Global Competitors’ Actions on Sugar Market Distortions Justify U.S. Reaction

 

(Chuck Muth, President, Citizen Outreach) – India, the world’s #2 sugar producer behind Brazil, now expects there to be no shortage of domestic sugar this year and, therefore, has reportedly “ruled out the possibility of zero-duty sugar import at this juncture.”

In other words, if the country can produce all the sugar it needs for its own population, why allow cheap imports to flood the nation and put domestic sugar workers out of work, right?

In unrelated news, U.S. sugar beet growers are anticipating “a good-yielding and high-quality crop” when harvesting begins in a couple weeks.

So if India has a good crop coming and has ruled out duty-free sugar imports, in order for it to be both free and fair trade, the U.S. should follow suit, right?

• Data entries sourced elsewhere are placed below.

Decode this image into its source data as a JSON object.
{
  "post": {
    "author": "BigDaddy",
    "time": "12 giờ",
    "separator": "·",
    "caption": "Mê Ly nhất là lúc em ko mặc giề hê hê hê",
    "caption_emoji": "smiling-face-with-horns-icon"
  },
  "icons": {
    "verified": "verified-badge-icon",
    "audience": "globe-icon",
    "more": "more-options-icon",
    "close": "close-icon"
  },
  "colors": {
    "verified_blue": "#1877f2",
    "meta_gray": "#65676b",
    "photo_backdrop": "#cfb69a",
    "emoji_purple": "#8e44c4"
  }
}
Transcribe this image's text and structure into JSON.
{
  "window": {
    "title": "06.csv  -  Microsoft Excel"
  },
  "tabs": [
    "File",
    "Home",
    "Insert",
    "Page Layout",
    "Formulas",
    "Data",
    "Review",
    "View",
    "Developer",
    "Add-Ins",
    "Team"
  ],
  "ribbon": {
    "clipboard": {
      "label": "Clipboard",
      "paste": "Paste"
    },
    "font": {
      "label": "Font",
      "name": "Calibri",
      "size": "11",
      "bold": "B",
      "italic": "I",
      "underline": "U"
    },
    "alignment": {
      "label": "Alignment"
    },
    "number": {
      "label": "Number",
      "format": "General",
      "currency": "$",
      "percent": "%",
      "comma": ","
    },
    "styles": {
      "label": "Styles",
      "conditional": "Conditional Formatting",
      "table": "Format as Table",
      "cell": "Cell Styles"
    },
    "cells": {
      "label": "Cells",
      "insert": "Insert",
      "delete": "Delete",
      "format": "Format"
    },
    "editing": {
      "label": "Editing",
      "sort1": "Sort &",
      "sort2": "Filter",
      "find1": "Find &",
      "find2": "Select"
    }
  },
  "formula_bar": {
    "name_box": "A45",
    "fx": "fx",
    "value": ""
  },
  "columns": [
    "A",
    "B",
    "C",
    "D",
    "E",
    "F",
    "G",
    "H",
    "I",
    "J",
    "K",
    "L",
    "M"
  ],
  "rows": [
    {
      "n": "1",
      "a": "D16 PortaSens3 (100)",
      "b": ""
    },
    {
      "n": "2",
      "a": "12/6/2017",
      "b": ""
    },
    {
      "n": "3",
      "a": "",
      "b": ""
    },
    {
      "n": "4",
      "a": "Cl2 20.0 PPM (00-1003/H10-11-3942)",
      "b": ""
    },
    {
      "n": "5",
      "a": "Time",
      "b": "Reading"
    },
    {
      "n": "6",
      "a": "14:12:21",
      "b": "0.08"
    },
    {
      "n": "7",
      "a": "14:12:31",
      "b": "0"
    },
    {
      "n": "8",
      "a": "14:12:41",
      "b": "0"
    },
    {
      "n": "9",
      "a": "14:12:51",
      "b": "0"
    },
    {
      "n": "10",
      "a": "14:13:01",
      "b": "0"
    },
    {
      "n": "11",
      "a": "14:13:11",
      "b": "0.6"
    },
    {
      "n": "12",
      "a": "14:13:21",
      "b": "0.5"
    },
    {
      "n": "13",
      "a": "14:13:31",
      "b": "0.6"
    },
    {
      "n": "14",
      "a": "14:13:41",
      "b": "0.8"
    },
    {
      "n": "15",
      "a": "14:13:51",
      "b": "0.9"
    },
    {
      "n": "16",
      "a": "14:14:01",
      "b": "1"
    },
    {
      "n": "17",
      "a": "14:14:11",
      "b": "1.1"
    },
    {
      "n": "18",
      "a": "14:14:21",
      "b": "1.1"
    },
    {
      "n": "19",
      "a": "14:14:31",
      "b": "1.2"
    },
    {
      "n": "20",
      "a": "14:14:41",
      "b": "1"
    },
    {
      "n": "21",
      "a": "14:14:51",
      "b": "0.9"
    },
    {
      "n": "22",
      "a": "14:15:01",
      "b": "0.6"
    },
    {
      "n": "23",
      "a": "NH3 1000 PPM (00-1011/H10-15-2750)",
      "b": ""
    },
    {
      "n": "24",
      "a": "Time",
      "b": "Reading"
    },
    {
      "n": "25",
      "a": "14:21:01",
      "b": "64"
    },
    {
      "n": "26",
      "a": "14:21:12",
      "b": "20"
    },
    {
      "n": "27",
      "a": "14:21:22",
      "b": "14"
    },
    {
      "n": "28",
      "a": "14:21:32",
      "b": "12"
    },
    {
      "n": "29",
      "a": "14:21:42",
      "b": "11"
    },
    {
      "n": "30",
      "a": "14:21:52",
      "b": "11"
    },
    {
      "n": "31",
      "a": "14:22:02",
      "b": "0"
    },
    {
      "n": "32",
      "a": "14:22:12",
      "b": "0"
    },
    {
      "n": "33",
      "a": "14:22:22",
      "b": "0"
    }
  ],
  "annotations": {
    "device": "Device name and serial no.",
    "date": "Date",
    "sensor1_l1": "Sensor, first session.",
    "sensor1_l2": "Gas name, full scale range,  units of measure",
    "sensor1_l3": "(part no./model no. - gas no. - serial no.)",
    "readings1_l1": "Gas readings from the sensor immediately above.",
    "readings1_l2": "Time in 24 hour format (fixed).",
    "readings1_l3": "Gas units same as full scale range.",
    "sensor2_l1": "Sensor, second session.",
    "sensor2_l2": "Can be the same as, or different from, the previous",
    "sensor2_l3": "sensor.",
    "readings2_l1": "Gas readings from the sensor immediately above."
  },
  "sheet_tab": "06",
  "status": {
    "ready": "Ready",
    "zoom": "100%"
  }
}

I mean, if India is going to protect Indian sugar workers from American sugar imports, isn’t it only right for the U.S. to protect American workers from Indian sugar imports?

This problem with the Indian government interfering with the free market isn’t anything new.

As the Business Standard reported this week, India has been accused in a World Trade Organization complaint “of closing its agricultural market to foreign commodities,” which the U.S. has described as a “crude method of managing supply through tariff intervention.”

Meanwhile, the Hagstrom Report reported on comments made by Dan Colacicco – who once ran the U.S. sugar program at USDA – on a panel at the annual International Sweetener Symposium about NAFTA cheating…

“Early on, Colacicco said, he could see that Mexico was engaging in questionable practices. Colacicco noted that it was his job to anticipate problems that could lead to the U.S. sugar program not being run on a no-cost basis, but he concluded that USDA could not address it, and that the industry would have to take legal action.

“James Cannon, an attorney at Cassidy Levy Kent, said it was clear that Mexico, which until recently had government-owned mills, was selling below the cost of production, which is illegal in the United States if it causes injury to the domestic industry.

“In 2014, the U.S. industry petitioned the government with anti-dumping and countervailing duty cases, and the International Trade Commission and the Commerce Department found in its favor.”

Those who want to unilaterally disarm and throw American sugar workers to the wolves by eliminating the U.S. sugar program are on the wrong side of this issue.  As long as foreign competitors like India and Mexico are artificially manipulating and distorting the global market, the U.S. has no choice but to respond in kind to protect our own interests.